Title Plasma obestatin and autonomic function are altered in orexin-deficient narcolepsy, but ghrelin is unchanged.
Author Huda, M S B; Mani, H; Durham, B H; Dovey, T M; Halford, J C G; Aditya, B S; Pinkney, J H; Wilding, J P; Hart, I K
Journal Endocrine Publication Year/Month 2013-Jun
PMID 23179778 PMCID -N/A-
Affiliation 1.University of Liverpool Diabetes and Endocrinology Research Group, Clinical Sciences Centre, University Hospital Aintree, Liverpool, L9 7AL, UK. bobby.huda@bartshealth.nhs.uk.

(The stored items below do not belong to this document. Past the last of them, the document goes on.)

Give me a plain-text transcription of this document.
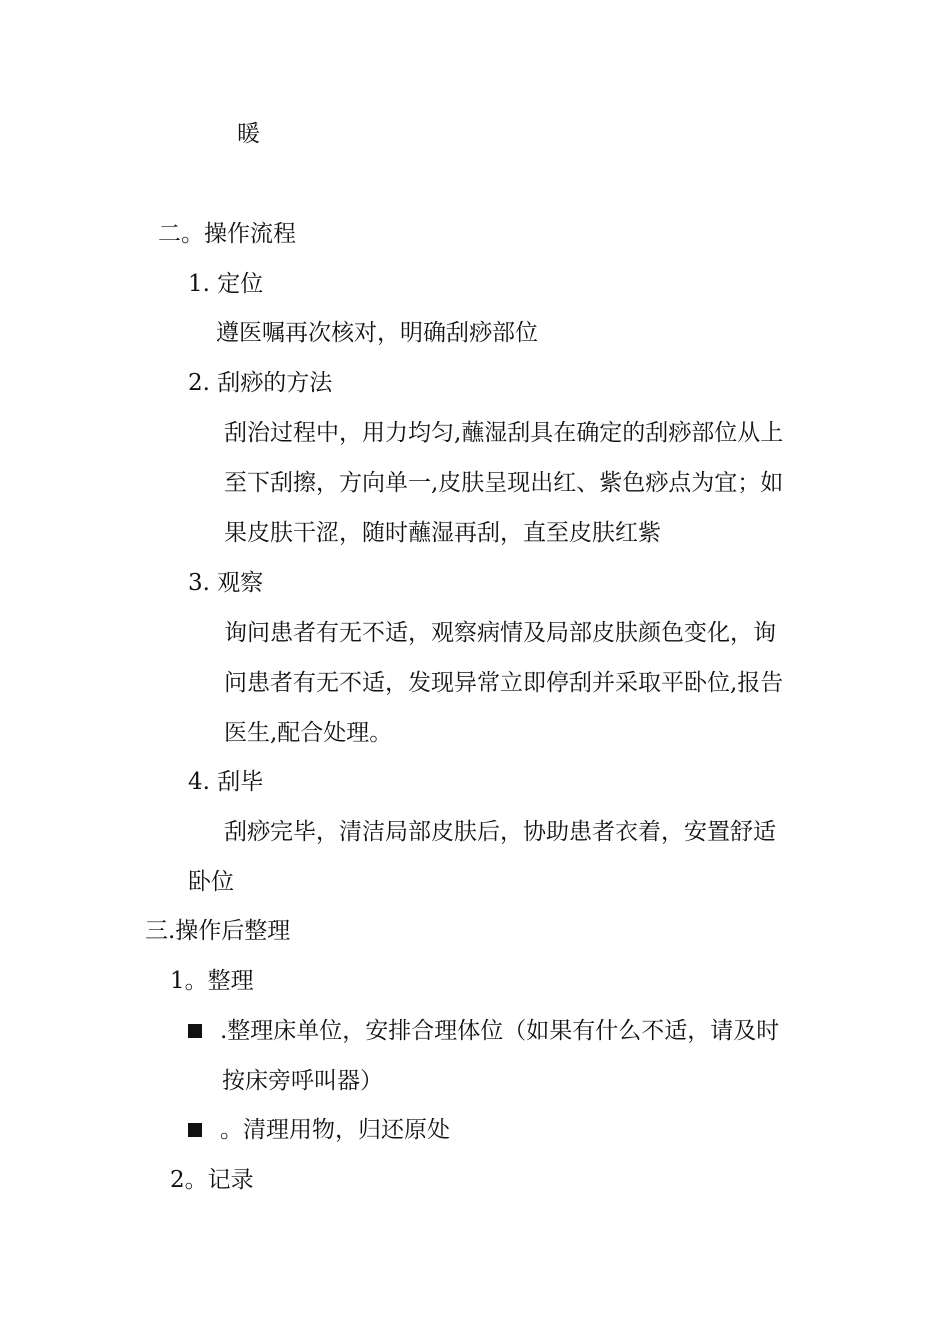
暖
二。操作流程
1. 定位
遵医嘱再次核对，明确刮痧部位
2. 刮痧的方法
刮治过程中，用力均匀,蘸湿刮具在确定的刮痧部位从上
至下刮擦，方向单一,皮肤呈现出红、紫色痧点为宜；如
果皮肤干涩，随时蘸湿再刮，直至皮肤红紫
3. 观察
询问患者有无不适，观察病情及局部皮肤颜色变化，询
问患者有无不适，发现异常立即停刮并采取平卧位,报告
医生,配合处理。
4. 刮毕
刮痧完毕，清洁局部皮肤后，协助患者衣着，安置舒适
卧位
三.操作后整理
1。整理
.整理床单位，安排合理体位（如果有什么不适，请及时
按床旁呼叫器）
。清理用物，归还原处
2。记录
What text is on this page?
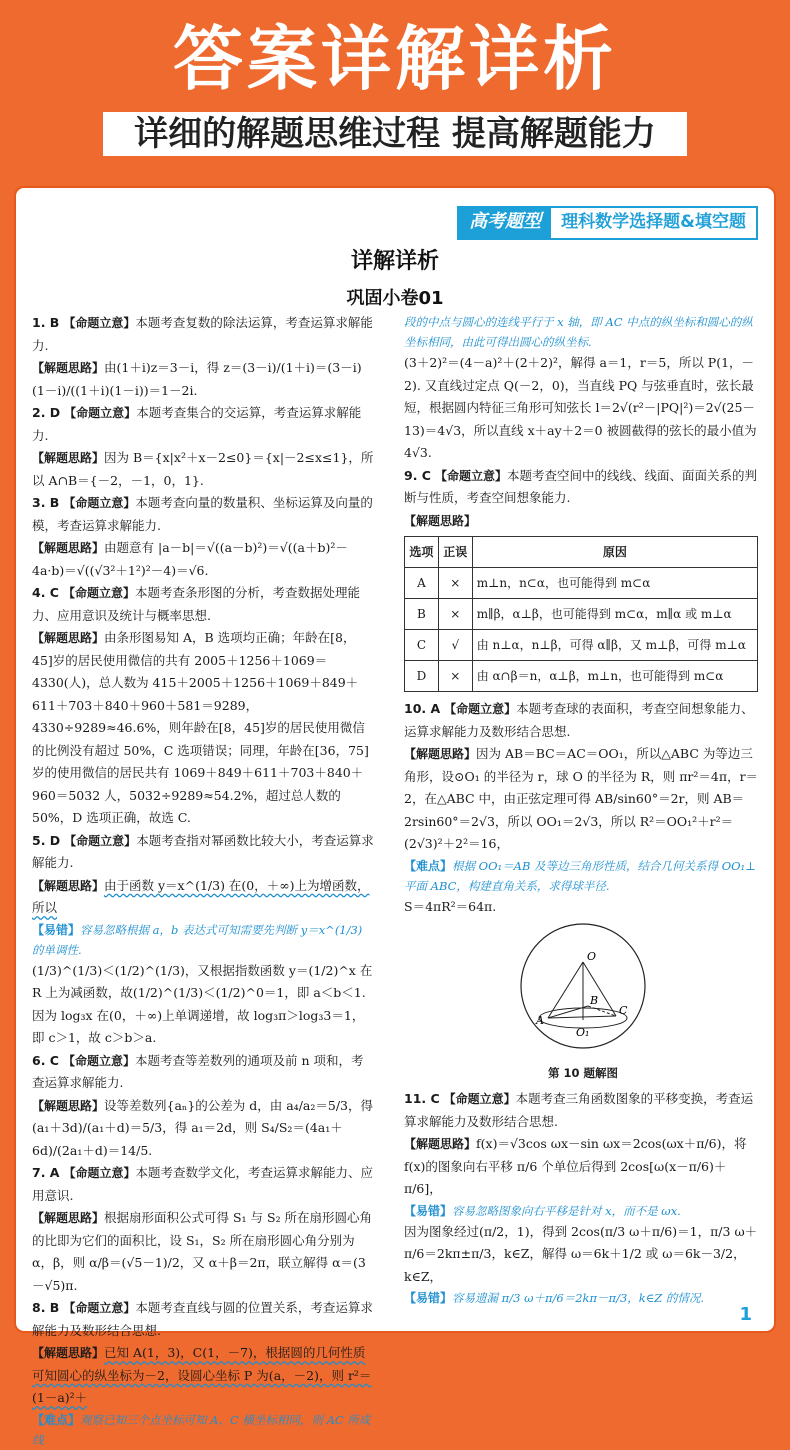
答案详解详析
详细的解题思维过程 提高解题能力
高考题型	理科数学选择题&填空题
详解详析
巩固小卷01

1. B 【命题立意】本题考查复数的除法运算，考查运算求解能力.
【解题思路】由(1＋i)z＝3－i，得 z＝(3－i)/(1＋i)＝(3－i)(1－i)/((1＋i)(1－i))＝1－2i.

2. D 【命题立意】本题考查集合的交运算，考查运算求解能力.
【解题思路】因为 B＝{x|x²＋x－2≤0}＝{x|－2≤x≤1}，所以 A∩B＝{－2，－1，0，1}.

3. B 【命题立意】本题考查向量的数量积、坐标运算及向量的模，考查运算求解能力.
【解题思路】由题意有 |a－b|＝√((a－b)²)＝√((a＋b)²－4a·b)＝√((√3²＋1²)²－4)＝√6.

4. C 【命题立意】本题考查条形图的分析，考查数据处理能力、应用意识及统计与概率思想.
【解题思路】由条形图易知 A，B 选项均正确；年龄在[8，45]岁的居民使用微信的共有 2005＋1256＋1069＝4330(人)，总人数为 415＋2005＋1256＋1069＋849＋611＋703＋840＋960＋581＝9289，4330÷9289≈46.6%，则年龄在[8，45]岁的居民使用微信的比例没有超过 50%，C 选项错误；同理，年龄在[36，75]岁的使用微信的居民共有 1069＋849＋611＋703＋840＋960＝5032 人，5032÷9289≈54.2%，超过总人数的 50%，D 选项正确，故选 C.

5. D 【命题立意】本题考查指对幂函数比较大小，考查运算求解能力.
【解题思路】由于函数 y＝x^(1/3) 在(0，＋∞)上为增函数，所以

【易错】容易忽略根据 a，b 表达式可知需要先判断 y＝x^(1/3) 的单调性.

(1/3)^(1/3)＜(1/2)^(1/3)，又根据指数函数 y＝(1/2)^x 在 R 上为减函数，故(1/2)^(1/3)＜(1/2)^0＝1，即 a＜b＜1. 因为 log₃x 在(0，＋∞)上单调递增，故 log₃π＞log₃3＝1，即 c＞1，故 c＞b＞a.

6. C 【命题立意】本题考查等差数列的通项及前 n 项和，考查运算求解能力.
【解题思路】设等差数列{aₙ}的公差为 d，由 a₄/a₂＝5/3，得 (a₁＋3d)/(a₁＋d)＝5/3，得 a₁＝2d，则 S₄/S₂＝(4a₁＋6d)/(2a₁＋d)＝14/5.

7. A 【命题立意】本题考查数学文化，考查运算求解能力、应用意识.
【解题思路】根据扇形面积公式可得 S₁ 与 S₂ 所在扇形圆心角的比即为它们的面积比，设 S₁，S₂ 所在扇形圆心角分别为 α，β，则 α/β＝(√5－1)/2，又 α＋β＝2π，联立解得 α＝(3－√5)π.

8. B 【命题立意】本题考查直线与圆的位置关系，考查运算求解能力及数形结合思想.
【解题思路】已知 A(1，3)，C(1，－7)，根据圆的几何性质可知圆心的纵坐标为－2，设圆心坐标 P 为(a，－2)，则 r²＝(1－a)²＋

【难点】观察已知三个点坐标可知 A、C 横坐标相同，则 AC 所成线

段的中点与圆心的连线平行于 x 轴，即 AC 中点的纵坐标和圆心的纵坐标相同，由此可得出圆心的纵坐标.

(3＋2)²＝(4－a)²＋(2＋2)²，解得 a＝1，r＝5，所以 P(1，－2). 又直线过定点 Q(－2，0)，当直线 PQ 与弦垂直时，弦长最短，根据圆内特征三角形可知弦长 l＝2√(r²－|PQ|²)＝2√(25－13)＝4√3，所以直线 x＋ay＋2＝0 被圆截得的弦长的最小值为 4√3.

9. C 【命题立意】本题考查空间中的线线、线面、面面关系的判断与性质，考查空间想象能力.
【解题思路】

选项	正误	原因
A	×	m⊥n，n⊂α，也可能得到 m⊂α
B	×	m∥β，α⊥β，也可能得到 m⊂α，m∥α 或 m⊥α
C	√	由 n⊥α，n⊥β，可得 α∥β，又 m⊥β，可得 m⊥α
D	×	由 α∩β＝n，α⊥β，m⊥n，也可能得到 m⊂α

10. A 【命题立意】本题考查球的表面积，考查空间想象能力、运算求解能力及数形结合思想.
【解题思路】因为 AB＝BC＝AC＝OO₁，所以△ABC 为等边三角形，设⊙O₁ 的半径为 r，球 O 的半径为 R，则 πr²＝4π，r＝2，在△ABC 中，由正弦定理可得 AB/sin60°＝2r，则 AB＝2rsin60°＝2√3，所以 OO₁＝2√3，所以 R²＝OO₁²＋r²＝(2√3)²＋2²＝16，

【难点】根据 OO₁＝AB 及等边三角形性质，结合几何关系得 OO₁⊥平面 ABC，构建直角关系，求得球半径.

S＝4πR²＝64π.

O
A
B
C
O₁
第 10 题解图

11. C 【命题立意】本题考查三角函数图象的平移变换，考查运算求解能力及数形结合思想.
【解题思路】f(x)＝√3cos ωx－sin ωx＝2cos(ωx＋π/6)，将 f(x)的图象向右平移 π/6 个单位后得到 2cos[ω(x－π/6)＋π/6]，

【易错】容易忽略图象向右平移是针对 x，而不是 ωx.

因为图象经过(π/2，1)，得到 2cos(π/3 ω＋π/6)＝1，π/3 ω＋π/6＝2kπ±π/3，k∈Z，解得 ω＝6k＋1/2 或 ω＝6k－3/2，k∈Z，

【易错】容易遗漏 π/3 ω＋π/6＝2kπ－π/3，k∈Z 的情况.

1
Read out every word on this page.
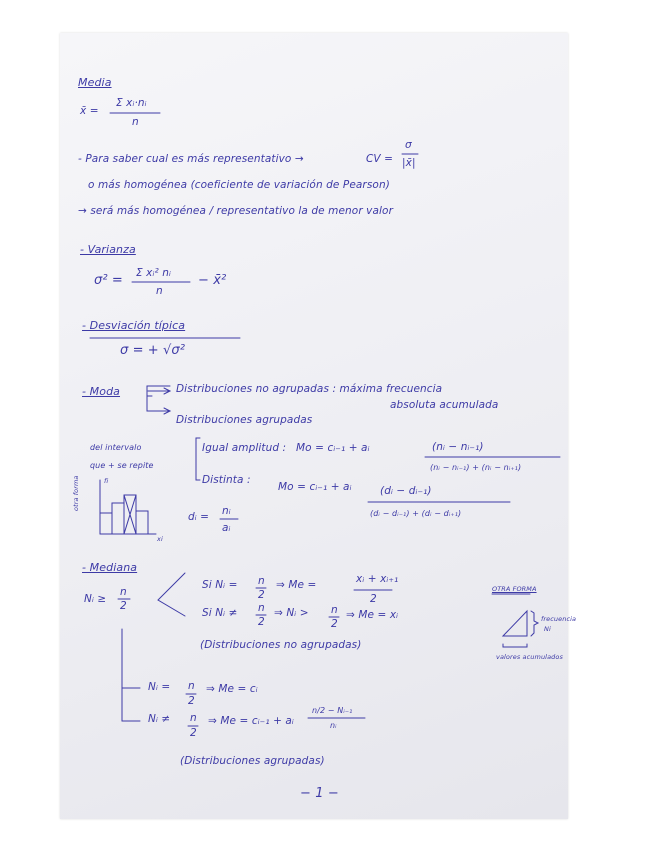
Media
x̄ =
Σ xᵢ·nᵢ
n
- Para saber cual es más representativo →	CV =
σ
|x̄|
o más homogénea (coeficiente de variación de Pearson)
→ será más homogénea / representativo la de menor valor
- Varianza
σ² = Σ xᵢ² nᵢ
n
− x̄²
- Desviación típica
σ = + √σ²
- Moda	Distribuciones no agrupadas : máxima frecuencia
absoluta acumulada
Distribuciones agrupadas
del intervalo
que + se repite
otra forma	fi
xi
Igual amplitud : Mo = cᵢ₋₁ + aᵢ	(nᵢ − nᵢ₋₁)
(nᵢ − nᵢ₋₁) + (nᵢ − nᵢ₊₁)
Distinta :
Mo = cᵢ₋₁ + aᵢ	(dᵢ − dᵢ₋₁)
(dᵢ − dᵢ₋₁) + (dᵢ − dᵢ₊₁)
dᵢ = nᵢ
aᵢ
- Mediana
Nᵢ ≥
n
2
Si Nᵢ = n
2
⇒ Me =	xᵢ + xᵢ₊₁
2
Si Nᵢ ≠ n
2
⇒ Nᵢ > n
2
⇒ Me = xᵢ
(Distribuciones no agrupadas)
Nᵢ = n
2
⇒ Me = cᵢ
Nᵢ ≠ n
2
⇒ Me = cᵢ₋₁ + aᵢ
n/2 − Nᵢ₋₁
nᵢ
(Distribuciones agrupadas)
OTRA FORMA
frecuencia
Ni
valores acumulados
− 1 −
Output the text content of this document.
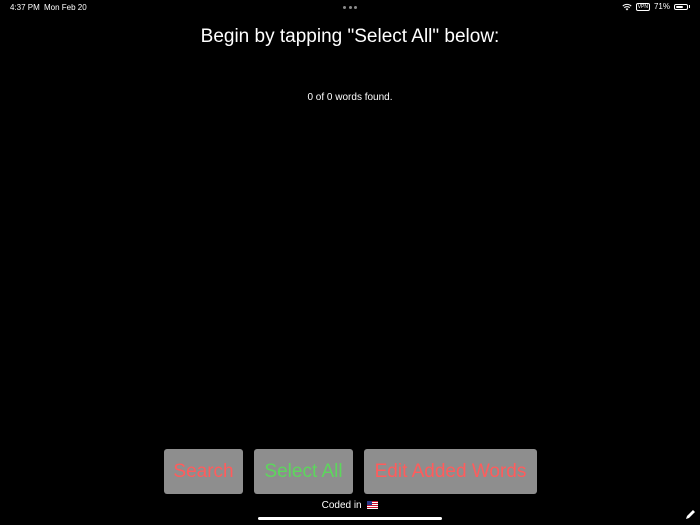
4:37 PM Mon Feb 20	VPN 71%
Begin by tapping "Select All" below:
0 of 0 words found.
Search	Select All	Edit Added Words
Coded in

Narcolepsy-cataplexy is characterised by orexin deficiency, sleep disturbance, obesity and dysautonomia. Ghrelin and obestatin affect both energy intake and sleep. Our aim was to investigate ghrelin, obestatin and metabolic/autonomic function in narcolepsy-cataplexy. Eight narcolepsy-cataplexy patients (seven CSF orexin-deficient) and eight matched controls were studied. The subjects had a fixed energy meal with serial blood samples and measurement of heart rate variability (HRV). Fasting plasma obestatin was more than threefold higher in narcolepsy subjects (narcolepsy 89.6 +/- 16 pg/ml vs. control 24.9 +/- 3 pg/ml, p < 0.001). There was no change in HRV total power, but post-prandial low-frequency (LF) power and high-frequency (HF) power were lower in the narcolepsy group [area under the curve (AUC): HF power narcolepsy 1.4 x 10(5) +/- 0.2 x 10(5) vs. control 3.3 x 10(5) +/- 0.6 x 10(5 )ms(2)/h, p < 0.001]. On multiple regression analyses, the only significant predictor of plasma obestatin was HF power, which was inversely correlated with obestatin (beta = -0.65 R (2) = 38 %, p = 0.009). Fasting and post-prandial plasma ghrelin were similar in both groups (narcolepsy 589.5 +/- 88 pg/ml vs. control 686.9 +/- 81 pg/ml, p = 0.5; post-prandial AUC-narcolepsy 161.3 +/- 22 ng/ml/min vs. control 188.6 +/- 62 ng/ml/min, p = 0.4). Only the narcolepsy group had significant suppression of plasma ghrelin after the meal (ANOVA, p = 0.004). In orexin-deficient narcolepsy, fasting plasma ghrelin is unaltered, and post-prandial suppression is preserved. Fasting plasma obestatin is increased and correlates with autonomic dysfunction. As obestatin affects NREM sleep, we suggest that increased plasma levels contribute to the disrupted sleep-state control in narcolepsy.